Он налил себе бренди, выпил одним глотком. «Еще момент, — подумал Скруп, — и вся прошлая жизнь промелькнет у него перед глазами. Ну почему речь политиков всегда состоит из одних клише?»

— И вы его убили. Как?

— До сего дня я понятия не имею, как мне это удалось. Я словно обрел силу супермена. Полагаю, сказались страх и крайнее возмущение тем, что он выбрал подобное оружие.

— Вы его убили, а потом никак не могли остановиться.

— Да.

— А когда наконец оторвались от него, ни о какой самообороне не могло быть и речи. Все выглядело как заранее продуманное, тщательно спланированное жестокое- убийство. Я прав?

— Да, но ничего этого не было.

— Однако в глазах закона все выглядело именно так. Ладно, потом из-под правого кормового свеса, или как там вы его называете, Хейфорт позвал: «Эй, на борту!» — и вы помогли ему подняться на борт. Он увидел тело и спросил: «Святые угодники, что это?» Вы ему все рассказали. А он согласился вам помочь. Так?

— Согласился на определенных условиях.

— Ах да, теперь понимаю. Это письмо написали ему вы. Полностью оправдали его и взяли всю вину на себя. Зачем понадобилось письмо? Разве он не мог поверить вам на слово?

— Если бы со мной что-то случилось, а потом тело бы всплыло…

— Да, у него возникли бы проблемы, потому что, — поправьте меня, если я не прав, — шашни с женой Тауэра водил он.

— Да. Я не имел об этом ни малейшего понятия, но, как я предполагаю, кое-кто догадывался.

— После того, как он убрал письмо в карман, вы пошли в море: как вы сами сказали, ветер свежел, и потом можно было сослаться на то, что Тауэра смыло за борт. Не пытались спасти его?

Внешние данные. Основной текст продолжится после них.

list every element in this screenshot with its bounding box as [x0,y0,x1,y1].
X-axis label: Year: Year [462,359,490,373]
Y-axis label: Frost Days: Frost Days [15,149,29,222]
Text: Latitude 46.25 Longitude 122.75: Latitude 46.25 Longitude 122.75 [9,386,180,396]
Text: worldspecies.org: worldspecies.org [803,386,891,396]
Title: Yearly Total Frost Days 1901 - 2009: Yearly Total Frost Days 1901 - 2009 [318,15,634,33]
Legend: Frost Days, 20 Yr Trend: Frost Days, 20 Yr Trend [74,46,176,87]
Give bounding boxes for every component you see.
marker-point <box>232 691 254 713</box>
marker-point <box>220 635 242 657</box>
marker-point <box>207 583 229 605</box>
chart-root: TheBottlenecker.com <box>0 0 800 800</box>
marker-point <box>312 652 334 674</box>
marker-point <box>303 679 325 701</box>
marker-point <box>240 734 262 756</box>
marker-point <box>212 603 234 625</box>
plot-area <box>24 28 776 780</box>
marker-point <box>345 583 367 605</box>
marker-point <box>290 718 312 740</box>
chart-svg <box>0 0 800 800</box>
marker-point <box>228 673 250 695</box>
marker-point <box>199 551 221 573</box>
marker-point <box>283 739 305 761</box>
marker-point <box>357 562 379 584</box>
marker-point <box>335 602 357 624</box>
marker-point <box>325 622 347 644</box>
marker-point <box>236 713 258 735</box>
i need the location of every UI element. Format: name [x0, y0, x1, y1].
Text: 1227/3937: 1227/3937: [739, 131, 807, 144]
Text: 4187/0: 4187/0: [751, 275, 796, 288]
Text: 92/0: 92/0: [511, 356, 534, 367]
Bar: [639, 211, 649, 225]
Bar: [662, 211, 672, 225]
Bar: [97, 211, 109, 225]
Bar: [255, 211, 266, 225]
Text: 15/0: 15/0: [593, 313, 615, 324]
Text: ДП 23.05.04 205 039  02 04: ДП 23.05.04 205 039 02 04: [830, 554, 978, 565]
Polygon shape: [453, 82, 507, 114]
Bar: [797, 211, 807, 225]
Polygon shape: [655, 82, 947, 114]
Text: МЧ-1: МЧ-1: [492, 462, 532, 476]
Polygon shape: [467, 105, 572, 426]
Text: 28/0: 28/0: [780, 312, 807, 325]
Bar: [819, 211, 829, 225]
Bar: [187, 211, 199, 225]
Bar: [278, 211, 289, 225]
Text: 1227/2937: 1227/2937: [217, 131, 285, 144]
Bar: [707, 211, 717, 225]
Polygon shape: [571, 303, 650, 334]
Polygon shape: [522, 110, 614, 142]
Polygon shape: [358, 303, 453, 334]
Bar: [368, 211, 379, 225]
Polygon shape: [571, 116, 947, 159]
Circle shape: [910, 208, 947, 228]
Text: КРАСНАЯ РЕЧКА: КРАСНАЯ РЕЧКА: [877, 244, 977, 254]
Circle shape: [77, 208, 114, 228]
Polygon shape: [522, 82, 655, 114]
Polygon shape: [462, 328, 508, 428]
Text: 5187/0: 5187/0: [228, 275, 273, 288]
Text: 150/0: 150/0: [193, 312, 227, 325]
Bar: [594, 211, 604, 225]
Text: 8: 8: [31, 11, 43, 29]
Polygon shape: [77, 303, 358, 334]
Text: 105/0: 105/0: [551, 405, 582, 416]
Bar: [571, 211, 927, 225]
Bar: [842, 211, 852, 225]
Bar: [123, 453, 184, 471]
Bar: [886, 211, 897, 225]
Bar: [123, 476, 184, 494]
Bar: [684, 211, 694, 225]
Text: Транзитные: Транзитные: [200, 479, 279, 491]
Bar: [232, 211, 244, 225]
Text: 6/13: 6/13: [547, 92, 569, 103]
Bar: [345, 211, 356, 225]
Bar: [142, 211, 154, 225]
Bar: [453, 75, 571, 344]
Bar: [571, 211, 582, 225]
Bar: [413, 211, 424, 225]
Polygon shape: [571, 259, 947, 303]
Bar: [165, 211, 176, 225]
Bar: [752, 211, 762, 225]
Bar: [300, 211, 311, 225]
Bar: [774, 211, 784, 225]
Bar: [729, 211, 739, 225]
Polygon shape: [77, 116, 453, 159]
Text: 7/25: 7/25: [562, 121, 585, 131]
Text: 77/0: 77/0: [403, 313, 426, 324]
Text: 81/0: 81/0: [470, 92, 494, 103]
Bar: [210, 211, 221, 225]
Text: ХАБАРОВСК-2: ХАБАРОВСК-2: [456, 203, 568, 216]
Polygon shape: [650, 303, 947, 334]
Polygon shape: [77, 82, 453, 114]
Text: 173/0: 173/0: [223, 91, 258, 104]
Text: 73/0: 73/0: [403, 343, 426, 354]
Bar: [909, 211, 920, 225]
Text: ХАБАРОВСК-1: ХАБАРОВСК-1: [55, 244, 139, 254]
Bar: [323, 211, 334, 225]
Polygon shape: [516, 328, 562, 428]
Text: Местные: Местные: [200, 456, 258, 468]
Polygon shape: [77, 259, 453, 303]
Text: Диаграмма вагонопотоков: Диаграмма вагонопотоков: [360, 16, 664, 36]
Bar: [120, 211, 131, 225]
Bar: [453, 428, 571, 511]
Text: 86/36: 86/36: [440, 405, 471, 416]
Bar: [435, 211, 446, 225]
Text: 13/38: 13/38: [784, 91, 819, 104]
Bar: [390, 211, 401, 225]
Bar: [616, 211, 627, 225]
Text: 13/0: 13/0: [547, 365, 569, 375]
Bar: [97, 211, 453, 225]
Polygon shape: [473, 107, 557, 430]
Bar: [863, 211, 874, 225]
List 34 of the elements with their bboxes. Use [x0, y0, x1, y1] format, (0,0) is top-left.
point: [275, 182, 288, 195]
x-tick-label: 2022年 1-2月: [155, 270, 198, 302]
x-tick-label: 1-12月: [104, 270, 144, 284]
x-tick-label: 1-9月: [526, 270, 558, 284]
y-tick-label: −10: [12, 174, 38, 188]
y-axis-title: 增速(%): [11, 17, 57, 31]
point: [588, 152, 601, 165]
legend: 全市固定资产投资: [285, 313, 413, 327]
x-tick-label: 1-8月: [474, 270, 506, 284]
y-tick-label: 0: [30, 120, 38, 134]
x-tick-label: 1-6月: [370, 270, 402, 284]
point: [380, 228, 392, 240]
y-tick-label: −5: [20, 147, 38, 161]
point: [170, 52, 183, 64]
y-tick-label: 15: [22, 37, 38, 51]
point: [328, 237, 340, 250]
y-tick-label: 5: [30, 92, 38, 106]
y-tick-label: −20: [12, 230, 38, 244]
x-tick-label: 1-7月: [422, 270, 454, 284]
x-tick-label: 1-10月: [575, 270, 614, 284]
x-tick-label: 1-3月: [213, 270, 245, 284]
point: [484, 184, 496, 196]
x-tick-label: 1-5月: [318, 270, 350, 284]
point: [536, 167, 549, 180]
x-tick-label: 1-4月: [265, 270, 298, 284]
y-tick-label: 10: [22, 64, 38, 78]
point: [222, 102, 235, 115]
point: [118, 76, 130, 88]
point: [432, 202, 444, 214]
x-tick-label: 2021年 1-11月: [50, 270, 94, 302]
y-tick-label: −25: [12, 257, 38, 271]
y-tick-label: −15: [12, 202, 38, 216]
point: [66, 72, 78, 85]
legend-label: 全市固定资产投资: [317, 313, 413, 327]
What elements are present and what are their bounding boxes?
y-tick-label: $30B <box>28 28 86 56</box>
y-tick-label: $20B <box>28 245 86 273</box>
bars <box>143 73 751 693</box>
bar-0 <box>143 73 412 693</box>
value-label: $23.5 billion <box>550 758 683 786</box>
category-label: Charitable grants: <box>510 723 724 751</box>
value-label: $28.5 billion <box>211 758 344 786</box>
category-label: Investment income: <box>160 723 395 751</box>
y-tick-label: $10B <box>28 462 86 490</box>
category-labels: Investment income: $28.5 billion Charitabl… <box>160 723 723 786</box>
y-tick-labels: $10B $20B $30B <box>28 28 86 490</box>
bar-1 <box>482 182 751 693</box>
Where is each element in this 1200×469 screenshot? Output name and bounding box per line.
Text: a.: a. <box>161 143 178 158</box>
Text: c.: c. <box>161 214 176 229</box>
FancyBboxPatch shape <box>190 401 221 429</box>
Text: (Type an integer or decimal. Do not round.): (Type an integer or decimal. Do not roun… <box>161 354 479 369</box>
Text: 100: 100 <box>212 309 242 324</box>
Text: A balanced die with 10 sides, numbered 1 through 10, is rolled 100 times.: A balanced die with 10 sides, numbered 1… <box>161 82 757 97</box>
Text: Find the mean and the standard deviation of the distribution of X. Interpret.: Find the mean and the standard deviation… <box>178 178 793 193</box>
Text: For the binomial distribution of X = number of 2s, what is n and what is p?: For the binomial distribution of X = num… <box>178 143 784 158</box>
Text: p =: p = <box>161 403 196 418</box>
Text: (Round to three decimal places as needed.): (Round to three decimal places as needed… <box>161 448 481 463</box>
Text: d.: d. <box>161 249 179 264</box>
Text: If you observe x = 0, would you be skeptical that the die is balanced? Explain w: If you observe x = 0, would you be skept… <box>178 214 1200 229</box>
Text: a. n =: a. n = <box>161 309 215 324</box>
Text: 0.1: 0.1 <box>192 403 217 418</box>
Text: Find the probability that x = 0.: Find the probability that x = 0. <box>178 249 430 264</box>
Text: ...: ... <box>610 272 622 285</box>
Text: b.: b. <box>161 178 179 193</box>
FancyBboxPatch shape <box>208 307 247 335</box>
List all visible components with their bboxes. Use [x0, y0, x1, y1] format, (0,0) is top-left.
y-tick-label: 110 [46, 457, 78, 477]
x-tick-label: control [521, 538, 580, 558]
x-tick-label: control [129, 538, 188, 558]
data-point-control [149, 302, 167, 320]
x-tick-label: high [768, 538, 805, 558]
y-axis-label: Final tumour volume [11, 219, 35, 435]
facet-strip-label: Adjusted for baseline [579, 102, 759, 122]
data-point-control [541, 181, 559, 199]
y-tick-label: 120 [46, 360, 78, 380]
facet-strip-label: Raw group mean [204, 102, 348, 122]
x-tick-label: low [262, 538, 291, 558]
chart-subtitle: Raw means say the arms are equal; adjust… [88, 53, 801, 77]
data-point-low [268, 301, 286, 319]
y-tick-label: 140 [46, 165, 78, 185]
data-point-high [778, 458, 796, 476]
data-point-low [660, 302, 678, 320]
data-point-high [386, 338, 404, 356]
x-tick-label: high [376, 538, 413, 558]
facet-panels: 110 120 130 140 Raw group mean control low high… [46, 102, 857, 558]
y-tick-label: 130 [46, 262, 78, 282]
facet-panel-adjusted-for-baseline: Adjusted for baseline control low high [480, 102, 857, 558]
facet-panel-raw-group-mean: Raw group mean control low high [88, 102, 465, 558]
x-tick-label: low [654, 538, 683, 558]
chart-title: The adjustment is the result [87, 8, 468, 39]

— Начался шторм, и мы смогли отдать швартовы только в три часа утра. А его смыло за борт сразу после полуночи. В темноте, в такую погоду, вдвоем, что мы могли сделать? Мы чуть было не последовали за ним. Я уже попрощался с надеждой вновь увидеть сушу.

— Убедительно. И никто ничего не заподозрил?

— Насколько мне известно, нет. Он был отъявленным мерзавцем. Никто не пожалел о его смерти.

— Даже жена?

— Особенно она. — Сэр Вернон откашлялся и добавил: — Мне следовало объяснить, что на кону стояла моя дальнейшая карьера и другого пути у меня просто не было. Я только что закончил Оксфорд, получил блестящие рекомендации…

— Да, конечно, но эти аргументы годятся разве что для архангела Гавриила или кого-то в этом роде. Сейчас речь о том, чем вышибают из седла политиков, и здесь у нас пули крупного калибра. — Он взял со стола письмо. — Вы думаете, это Хейфорт?

— Разумеется, такое- исключить нельзя. Но, возможно, он умер, и кто-то нашел мое письмо среди его бумаг. Во время войны наши пути разошлись, а потом я о нем ничего не слышал.

— Он на такое способен?

— Тогда, разумеется, не был, иначе я бы с ним не дружил. Но он всегда был опрометчив, возможно, ему досталось на войне, для него наступили тяжелые времена, вот он и докатился… до такого. Война (сэру Вернону поучаствовать в ней не довелось) не идет людям на пользу.

— Это тоже — тема для беседы с Гавриилом. В послании имеются ссылки на какую-нибудь информацию, не связанную с вашим письмом Хейфорту?

— Кажется, нет.

— Например, с чего автор письма взял, что вы водите автомобиль? Очень многие этого делать не умеют.

Впервые за вечер сэр Вернон посмотрел на Скрупа с уважением.

— Это правда, — задумчиво согласился он.

— Тогда вы уже водили машину?

— Через несколько месяцев после того происшествия моя жена подарила мне «роллс-ройс». На свадьбу.

— Поздравляю. Хейфорт с вами катался?

— Возможно. До войны мы виделись довольно часто.

Скруп поднялся, бросил окурок сигары в камин.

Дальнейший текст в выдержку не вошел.